Apparently, the good times are here again for stock brokers. Thanks to a good 2003, stock prices and trading volume are both up sharply. Even the “little” guy is getting back into the market, so they say.

Times must be good. Morgan Stanley, Bear Stearns, Lehman and other brokerages reported better-than-expected first quarter profits. Things are really good at Morgan. It made a whopping $1.2-billion profit in the first quarter alone. Is it any wonder that it just sweetened its investor group-led bid for Canary Wharf?

What I find interesting is, despite a stronger market and higher trading volumes, the big brokerage houses have not been hiring staff like they usually do. Here are some numbers to ponder:

In the beginning of 1997, when the stock market was just getting rolling, New York’s securities industry employment was sitting at about 175,000 people.

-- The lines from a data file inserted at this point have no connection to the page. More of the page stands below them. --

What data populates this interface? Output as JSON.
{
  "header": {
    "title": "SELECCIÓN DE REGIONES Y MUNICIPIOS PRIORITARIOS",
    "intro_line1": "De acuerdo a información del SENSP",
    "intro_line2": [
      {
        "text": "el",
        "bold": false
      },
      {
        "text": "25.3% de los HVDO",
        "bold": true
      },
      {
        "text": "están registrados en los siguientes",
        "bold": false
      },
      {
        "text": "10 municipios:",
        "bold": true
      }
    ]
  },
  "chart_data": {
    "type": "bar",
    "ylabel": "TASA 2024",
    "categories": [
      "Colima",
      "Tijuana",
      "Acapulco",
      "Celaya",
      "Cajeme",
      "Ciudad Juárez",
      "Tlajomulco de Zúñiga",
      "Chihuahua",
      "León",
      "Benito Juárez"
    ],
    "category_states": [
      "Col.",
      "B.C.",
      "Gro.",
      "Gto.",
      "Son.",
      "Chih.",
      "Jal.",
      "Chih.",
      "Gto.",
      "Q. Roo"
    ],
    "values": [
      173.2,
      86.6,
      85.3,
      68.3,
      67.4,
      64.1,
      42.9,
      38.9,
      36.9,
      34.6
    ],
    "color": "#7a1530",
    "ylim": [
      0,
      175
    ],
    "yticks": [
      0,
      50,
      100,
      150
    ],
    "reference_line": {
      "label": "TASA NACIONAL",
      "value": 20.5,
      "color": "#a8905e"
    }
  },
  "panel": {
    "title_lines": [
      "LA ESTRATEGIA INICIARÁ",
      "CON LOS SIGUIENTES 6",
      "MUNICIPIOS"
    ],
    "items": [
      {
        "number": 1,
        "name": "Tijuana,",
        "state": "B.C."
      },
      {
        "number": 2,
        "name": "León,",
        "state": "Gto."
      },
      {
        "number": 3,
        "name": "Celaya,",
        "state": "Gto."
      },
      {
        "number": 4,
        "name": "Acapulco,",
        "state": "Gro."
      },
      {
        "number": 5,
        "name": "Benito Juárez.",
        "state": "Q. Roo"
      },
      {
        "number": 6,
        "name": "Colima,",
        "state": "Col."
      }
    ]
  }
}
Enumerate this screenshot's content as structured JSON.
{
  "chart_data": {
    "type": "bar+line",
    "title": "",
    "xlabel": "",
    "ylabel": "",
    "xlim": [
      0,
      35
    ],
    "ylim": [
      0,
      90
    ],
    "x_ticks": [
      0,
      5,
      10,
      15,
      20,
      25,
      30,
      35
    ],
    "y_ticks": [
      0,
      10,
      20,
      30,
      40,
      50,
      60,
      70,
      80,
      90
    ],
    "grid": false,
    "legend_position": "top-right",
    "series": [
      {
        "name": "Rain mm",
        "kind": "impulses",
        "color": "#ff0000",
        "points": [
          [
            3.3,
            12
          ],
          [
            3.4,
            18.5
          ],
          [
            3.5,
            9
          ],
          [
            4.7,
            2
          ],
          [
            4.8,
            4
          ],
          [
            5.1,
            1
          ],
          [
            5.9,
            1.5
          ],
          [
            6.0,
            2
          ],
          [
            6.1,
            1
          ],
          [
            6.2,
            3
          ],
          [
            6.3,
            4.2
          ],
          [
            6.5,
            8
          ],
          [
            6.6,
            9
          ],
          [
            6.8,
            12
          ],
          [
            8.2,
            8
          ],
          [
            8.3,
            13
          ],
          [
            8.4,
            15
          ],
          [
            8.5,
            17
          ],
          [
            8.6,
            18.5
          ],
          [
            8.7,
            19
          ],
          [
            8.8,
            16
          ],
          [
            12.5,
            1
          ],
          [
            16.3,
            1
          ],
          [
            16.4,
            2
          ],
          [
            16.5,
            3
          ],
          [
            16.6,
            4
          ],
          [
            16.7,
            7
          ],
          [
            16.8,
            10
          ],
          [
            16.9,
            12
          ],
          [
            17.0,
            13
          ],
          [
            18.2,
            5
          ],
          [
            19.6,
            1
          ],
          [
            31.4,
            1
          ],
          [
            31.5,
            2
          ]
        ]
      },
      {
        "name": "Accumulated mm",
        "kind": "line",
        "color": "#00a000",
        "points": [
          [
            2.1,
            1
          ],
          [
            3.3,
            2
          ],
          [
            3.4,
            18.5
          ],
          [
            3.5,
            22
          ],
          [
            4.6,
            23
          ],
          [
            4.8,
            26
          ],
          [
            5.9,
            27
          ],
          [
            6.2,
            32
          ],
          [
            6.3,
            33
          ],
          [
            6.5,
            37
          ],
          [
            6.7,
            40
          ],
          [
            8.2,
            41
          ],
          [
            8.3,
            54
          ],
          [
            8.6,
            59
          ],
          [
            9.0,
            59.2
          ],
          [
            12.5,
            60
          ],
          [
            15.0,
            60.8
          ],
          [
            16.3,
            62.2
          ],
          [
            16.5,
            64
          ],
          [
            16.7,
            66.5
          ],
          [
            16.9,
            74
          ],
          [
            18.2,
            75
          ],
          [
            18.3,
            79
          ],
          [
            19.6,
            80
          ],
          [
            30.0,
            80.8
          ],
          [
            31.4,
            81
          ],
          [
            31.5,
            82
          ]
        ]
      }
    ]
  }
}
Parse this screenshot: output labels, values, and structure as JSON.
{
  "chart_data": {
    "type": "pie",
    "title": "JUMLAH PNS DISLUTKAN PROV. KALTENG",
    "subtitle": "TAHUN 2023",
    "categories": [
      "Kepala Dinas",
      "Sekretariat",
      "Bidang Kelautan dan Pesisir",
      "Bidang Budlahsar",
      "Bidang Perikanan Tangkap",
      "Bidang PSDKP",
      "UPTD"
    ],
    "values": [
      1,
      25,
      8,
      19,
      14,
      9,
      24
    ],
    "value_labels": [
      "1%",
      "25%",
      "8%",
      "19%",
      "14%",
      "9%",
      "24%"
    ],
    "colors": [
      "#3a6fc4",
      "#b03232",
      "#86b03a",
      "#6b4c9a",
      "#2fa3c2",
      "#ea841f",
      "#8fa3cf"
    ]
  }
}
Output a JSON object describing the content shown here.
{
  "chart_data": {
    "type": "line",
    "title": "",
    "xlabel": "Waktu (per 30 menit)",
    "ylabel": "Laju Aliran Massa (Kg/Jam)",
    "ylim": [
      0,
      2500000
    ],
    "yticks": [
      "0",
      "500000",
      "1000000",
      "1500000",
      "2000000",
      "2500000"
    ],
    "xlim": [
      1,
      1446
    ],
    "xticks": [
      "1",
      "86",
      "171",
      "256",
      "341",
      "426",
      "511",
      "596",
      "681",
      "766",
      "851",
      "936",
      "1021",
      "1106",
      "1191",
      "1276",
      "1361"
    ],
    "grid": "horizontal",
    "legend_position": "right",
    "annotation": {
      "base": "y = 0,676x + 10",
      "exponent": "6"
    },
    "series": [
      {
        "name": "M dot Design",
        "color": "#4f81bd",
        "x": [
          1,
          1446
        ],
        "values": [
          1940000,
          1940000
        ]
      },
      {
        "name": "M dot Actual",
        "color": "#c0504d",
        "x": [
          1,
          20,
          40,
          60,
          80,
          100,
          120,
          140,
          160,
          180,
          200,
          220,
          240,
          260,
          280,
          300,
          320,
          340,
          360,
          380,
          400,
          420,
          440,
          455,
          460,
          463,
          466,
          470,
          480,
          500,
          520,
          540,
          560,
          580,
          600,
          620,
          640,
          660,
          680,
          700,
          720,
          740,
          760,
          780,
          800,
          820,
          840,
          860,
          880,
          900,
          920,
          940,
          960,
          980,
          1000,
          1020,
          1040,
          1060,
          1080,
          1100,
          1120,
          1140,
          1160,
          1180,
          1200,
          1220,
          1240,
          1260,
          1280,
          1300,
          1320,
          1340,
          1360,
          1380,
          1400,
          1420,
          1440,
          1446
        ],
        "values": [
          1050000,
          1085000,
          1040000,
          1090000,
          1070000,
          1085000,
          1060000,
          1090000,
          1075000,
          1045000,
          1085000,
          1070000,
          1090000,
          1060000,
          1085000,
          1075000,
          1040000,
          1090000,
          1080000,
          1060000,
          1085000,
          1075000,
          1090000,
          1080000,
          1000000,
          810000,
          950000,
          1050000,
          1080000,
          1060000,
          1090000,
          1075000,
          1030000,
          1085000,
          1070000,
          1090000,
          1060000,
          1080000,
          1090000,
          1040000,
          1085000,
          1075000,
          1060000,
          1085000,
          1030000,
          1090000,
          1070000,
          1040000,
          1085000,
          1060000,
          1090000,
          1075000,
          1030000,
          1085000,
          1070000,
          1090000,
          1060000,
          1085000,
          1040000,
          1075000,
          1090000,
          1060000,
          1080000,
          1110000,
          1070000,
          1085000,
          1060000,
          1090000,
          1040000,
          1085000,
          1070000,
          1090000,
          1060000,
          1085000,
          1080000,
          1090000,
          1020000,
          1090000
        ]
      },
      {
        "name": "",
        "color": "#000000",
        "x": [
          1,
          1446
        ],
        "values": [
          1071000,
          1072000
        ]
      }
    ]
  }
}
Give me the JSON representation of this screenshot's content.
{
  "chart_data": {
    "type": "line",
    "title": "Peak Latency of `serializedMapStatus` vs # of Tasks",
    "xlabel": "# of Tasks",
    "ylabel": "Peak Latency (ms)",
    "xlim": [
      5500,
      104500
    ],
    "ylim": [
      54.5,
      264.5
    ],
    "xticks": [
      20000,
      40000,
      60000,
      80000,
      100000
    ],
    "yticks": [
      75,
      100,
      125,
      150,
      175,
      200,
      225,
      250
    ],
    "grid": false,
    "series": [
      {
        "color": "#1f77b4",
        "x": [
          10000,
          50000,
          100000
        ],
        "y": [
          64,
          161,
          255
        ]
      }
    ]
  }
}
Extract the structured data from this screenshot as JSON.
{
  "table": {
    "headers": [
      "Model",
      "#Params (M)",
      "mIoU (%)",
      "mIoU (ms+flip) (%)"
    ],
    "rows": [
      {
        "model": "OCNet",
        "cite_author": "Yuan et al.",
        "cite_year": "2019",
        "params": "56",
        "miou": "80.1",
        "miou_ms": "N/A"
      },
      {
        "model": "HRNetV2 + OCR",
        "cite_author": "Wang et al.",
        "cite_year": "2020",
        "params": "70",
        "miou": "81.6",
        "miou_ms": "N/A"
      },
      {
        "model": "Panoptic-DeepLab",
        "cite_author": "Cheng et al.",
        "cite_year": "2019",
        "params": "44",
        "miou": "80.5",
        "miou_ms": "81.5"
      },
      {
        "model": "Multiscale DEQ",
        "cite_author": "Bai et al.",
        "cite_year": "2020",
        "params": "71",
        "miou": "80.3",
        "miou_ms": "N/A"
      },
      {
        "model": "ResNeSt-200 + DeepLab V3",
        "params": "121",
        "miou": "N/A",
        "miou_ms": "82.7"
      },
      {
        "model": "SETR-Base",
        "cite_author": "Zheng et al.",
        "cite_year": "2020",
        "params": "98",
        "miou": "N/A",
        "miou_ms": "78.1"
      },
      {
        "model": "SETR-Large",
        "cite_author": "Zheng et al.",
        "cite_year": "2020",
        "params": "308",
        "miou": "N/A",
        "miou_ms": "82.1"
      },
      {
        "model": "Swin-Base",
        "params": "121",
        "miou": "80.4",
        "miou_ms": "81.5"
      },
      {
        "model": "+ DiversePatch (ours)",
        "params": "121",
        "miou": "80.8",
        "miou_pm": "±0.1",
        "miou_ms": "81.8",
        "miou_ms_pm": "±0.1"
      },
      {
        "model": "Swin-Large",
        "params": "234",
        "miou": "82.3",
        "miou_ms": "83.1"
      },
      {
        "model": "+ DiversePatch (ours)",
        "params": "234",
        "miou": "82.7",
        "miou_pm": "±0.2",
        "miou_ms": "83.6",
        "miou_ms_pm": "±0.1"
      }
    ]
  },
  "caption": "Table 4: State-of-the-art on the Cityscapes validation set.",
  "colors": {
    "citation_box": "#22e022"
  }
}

By 2000, near the stock market peak, almost 220,000 positions made up the New York’s securities industry… that’s 45,000 newly created jobs thanks to a rising the stock market.

But today, only about 175,000 New York securities industry jobs are filled. The brokerage houses are at the same employment level today that they were at back in 1997, but the stock market is much higher today than in 1997!

Isn’t it interesting that, despite the rising market, higher trading volume, rising revenue, fat profits, and “the good times are here again” mentality, the big brokerage houses are not hiring again? Could they just want to see how the market fares before hiring? Or maybe they don’t believe in the rally themselves…

Maybe the big brokerage houses want to ensure that, if a big bad bear does develop, they are the last ones left standing. Makes sense to me. I guess that’s how they withstood all those bear markets over the past 100 years and why they are still in business today.

Now, where are their customers’ yachts?